HEAD of Fellowship Tabernacle Bishop Dr Merrick “Al” Miller has welcomed the public apology from the leader of a local church group whose members had shunned him after he was charged and convicted with perverting the course of justice for his role in the case involving drug lord Christopher “Dudus” Coke.
“Let’s just say I am humbled and certainly grateful to God that it has come, and for that it’s really where we have to give God thanks,” Miller told the Jamaica Observer on Monday.
“You have to bear in mind some of the reasons why things happen and when we don’t understand everything, and the Church and all of us are seeing things differently, things get clearer with the passage of time,” added Miller.
He pointed out that his church ministry has always been one of engagement in society and not disengagement from society.
“We are here to transform society and not to engage the negatives of society, but to help to make change, and sometimes it does create misunderstandings, so some see the ministry differently. So we just have to be grateful and give thanks because it shows we are moving in the right direction,” he said.
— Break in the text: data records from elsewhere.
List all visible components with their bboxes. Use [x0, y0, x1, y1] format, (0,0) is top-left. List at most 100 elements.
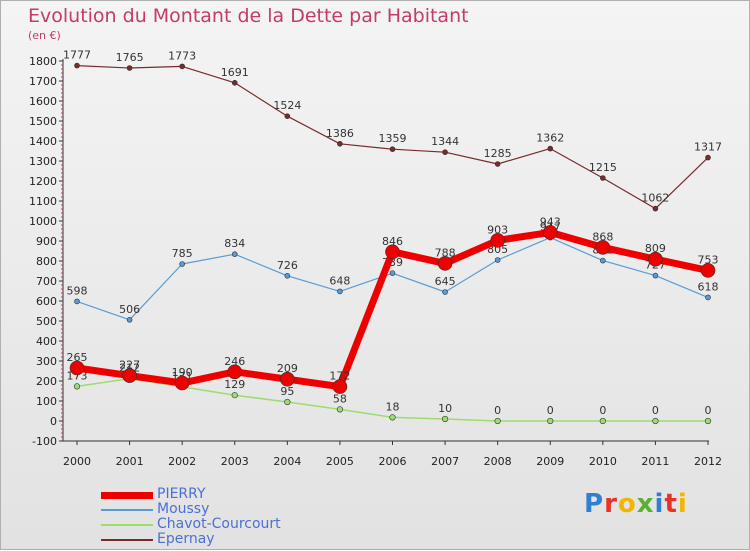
data-point [385, 244, 400, 260]
data-label: 943 [540, 215, 561, 228]
y-tick-label: 1400 [29, 135, 57, 148]
data-label: 1062 [641, 192, 669, 205]
data-point [547, 145, 554, 152]
proxiti-logo: Proxiti [584, 489, 688, 519]
x-tick-label: 2009 [536, 455, 564, 468]
data-label: 846 [382, 235, 403, 248]
data-label: 246 [224, 355, 245, 368]
data-point [652, 417, 659, 425]
data-point [284, 272, 291, 279]
data-point [231, 392, 238, 399]
data-point [332, 379, 348, 394]
data-point [599, 417, 606, 425]
x-tick-label: 2003 [221, 455, 249, 468]
data-label: 1524 [273, 99, 301, 112]
data-label: 1362 [536, 132, 564, 145]
data-label: 1344 [431, 135, 459, 148]
data-label: 1215 [589, 161, 617, 174]
data-point [69, 360, 85, 376]
data-point [231, 251, 238, 257]
data-point [73, 383, 81, 390]
data-label: 868 [592, 230, 613, 243]
data-point [652, 272, 659, 279]
data-label: 788 [435, 246, 456, 259]
data-point [542, 225, 558, 240]
data-label: 0 [599, 404, 606, 417]
data-point [389, 270, 396, 277]
data-point [490, 233, 505, 248]
data-label: 0 [652, 404, 659, 417]
logo-letter: t [664, 489, 678, 519]
data-point [227, 364, 243, 380]
y-tick-label: 600 [36, 295, 57, 308]
y-tick-label: 100 [36, 395, 57, 408]
data-label: 648 [329, 274, 350, 287]
x-tick-label: 2000 [63, 455, 91, 468]
data-label: 95 [280, 385, 294, 398]
data-point [437, 256, 453, 271]
data-label: 58 [333, 392, 347, 405]
data-point [179, 63, 185, 70]
x-tick-label: 2001 [116, 455, 144, 468]
y-tick-label: 200 [36, 375, 57, 388]
y-tick-label: 1100 [29, 195, 57, 208]
data-label: 209 [277, 362, 298, 375]
y-tick-label: 1200 [29, 175, 57, 188]
data-label: 0 [494, 404, 501, 417]
data-label: 227 [119, 359, 140, 372]
data-point [337, 288, 343, 295]
data-label: 190 [172, 366, 193, 379]
data-point [704, 417, 712, 425]
logo-letter: i [677, 489, 688, 519]
data-label: 1317 [694, 141, 722, 154]
y-tick-label: 1600 [29, 95, 57, 108]
data-label: 1765 [116, 51, 144, 64]
data-point [494, 417, 501, 425]
data-point [652, 205, 659, 212]
x-tick-label: 2006 [379, 455, 407, 468]
y-tick-label: 0 [50, 415, 57, 428]
data-label: 753 [698, 253, 719, 266]
data-label: 618 [698, 280, 719, 293]
data-point [705, 154, 711, 161]
chart-title: Evolution du Montant de la Dette par Hab… [28, 5, 469, 27]
y-tick-label: -100 [32, 435, 57, 448]
data-label: 129 [224, 378, 245, 391]
y-tick-label: 900 [36, 235, 57, 248]
legend-swatch [101, 509, 153, 511]
data-point [126, 316, 133, 323]
data-label: 0 [547, 404, 554, 417]
data-point [337, 141, 343, 147]
data-label: 1773 [168, 49, 196, 62]
legend-label: PIERRY [157, 486, 206, 502]
data-point [442, 289, 448, 295]
y-tick-label: 1700 [29, 75, 57, 88]
y-tick-label: 1300 [29, 155, 57, 168]
data-label: 645 [435, 275, 456, 288]
data-point [547, 417, 554, 425]
x-tick-label: 2005 [326, 455, 354, 468]
data-label: 785 [172, 247, 193, 260]
data-point [389, 414, 396, 421]
data-label: 598 [67, 284, 88, 297]
data-point [174, 375, 190, 391]
data-point [441, 415, 449, 423]
data-point [179, 261, 185, 267]
data-label: 506 [119, 303, 140, 316]
x-tick-label: 2010 [589, 455, 617, 468]
chart-subtitle: (en €) [28, 29, 61, 42]
legend-label: Moussy [157, 501, 210, 517]
data-point [284, 398, 291, 406]
logo-letter: x [636, 489, 655, 519]
data-point [595, 240, 611, 255]
data-point [600, 175, 606, 181]
data-point [122, 368, 137, 383]
legend-swatch [101, 539, 153, 541]
x-tick-label: 2011 [641, 455, 669, 468]
data-point [700, 263, 716, 278]
legend-label: Chavot-Courcourt [157, 516, 281, 532]
data-point [231, 80, 238, 86]
data-point [600, 257, 606, 264]
data-label: 1777 [63, 49, 91, 62]
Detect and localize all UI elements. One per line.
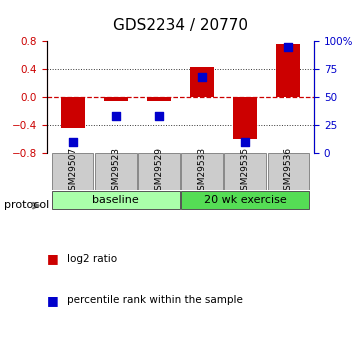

“It is just a blessing for me and my family because the pain that they have carried, this [apology] has helped in the healing process of internal wounds,” said Miller, who was speaking with the Observer one day after president of the Independent Churches of Jamaica Bishop Dr Neville Owens issued an apology for the way Miller was treated by the religious community at the time of the Dudus débâcle.
“We have hurt you, as a church. We have said and done things [and] in your absence we have made utterances, we have broken covenant, we have violated trust [and] we have left you exposed when we should have galvanised you and undergirded you and supported you,” Owens said to rousing applause during a service on Sunday at Fellowship Tabernacle.
“We have left you wounded and scared on the Samaritan way. Sons and daughters have even left when they couldn’t wait because they couldn’t see the vision in their time. They did that to Jesus,” added Owens as he described Miller as “wounded within and wounded without”.
“This day could not end without a public apology,” said Owens to even louder applause during the service in which Fellowship Tabernacle was proclaimed as a model church of the Kingdom of God for the 21st century with 21st century relevance.
“So the Lord said He would wave away the reproach of Egypt [and] may the Lord roll away the reproach from Al Miller — accusations, insinuations — and may the Lord lift all burdens from your shoulder,” Owens added to thunderous applause from members of the main church at Fairfield Avenue in St Andrew and those visiting from its sister churches in Portmore, Mandeville, and Fort Lauderdale in the United States.
As part of his prayer for Miller and his wife Jasmine, Owens said, “We embrace him, and the Kingdom of God within him. May it rise, may it come alive, may it multiply, may is spread like water.”
Owens, who is the founder of Love and Faith World Outreach Ministries, pledged his support — financial and otherwise — to move Fellowship Tabernacle and its theology, which underpins its initiative to become the “manifestation of a model of God’s Kingdom-Nation in Jamaica and the Caribbean Province”.
Fellowship Tabernacle started 37 years ago, birthed as a church for the kingdom of God for the nation and called to become a model church for the 21st century.
Miller found himself in trouble with the law in June 2010 when he was charged after he was found in a car with Coke who was then Jamaica’s most wanted. The police claimed Miller tried to elude them with Coke, who was wearing a wig.
In his defence, Miller insisted that he was taking Coke to the US Embassy for him to surrender to American authorities who had wanted him on several drug charges.
According to Miller, his actions were in the interest of the country after a failed attempt by the security forces to arrest Coke in his Tivoli Gardens stronghold failed but left more than 70 people, including members of the security forces, dead.
Miller argued that the situation was a crisis that had enveloped Jamaica, resulting in the loss of multiple lives, the country losing millions of dollars, and the destruction of Jamaica’s image.
The court did not accept his arguments and he was found guilty and fined $1 million or 12 months in prison.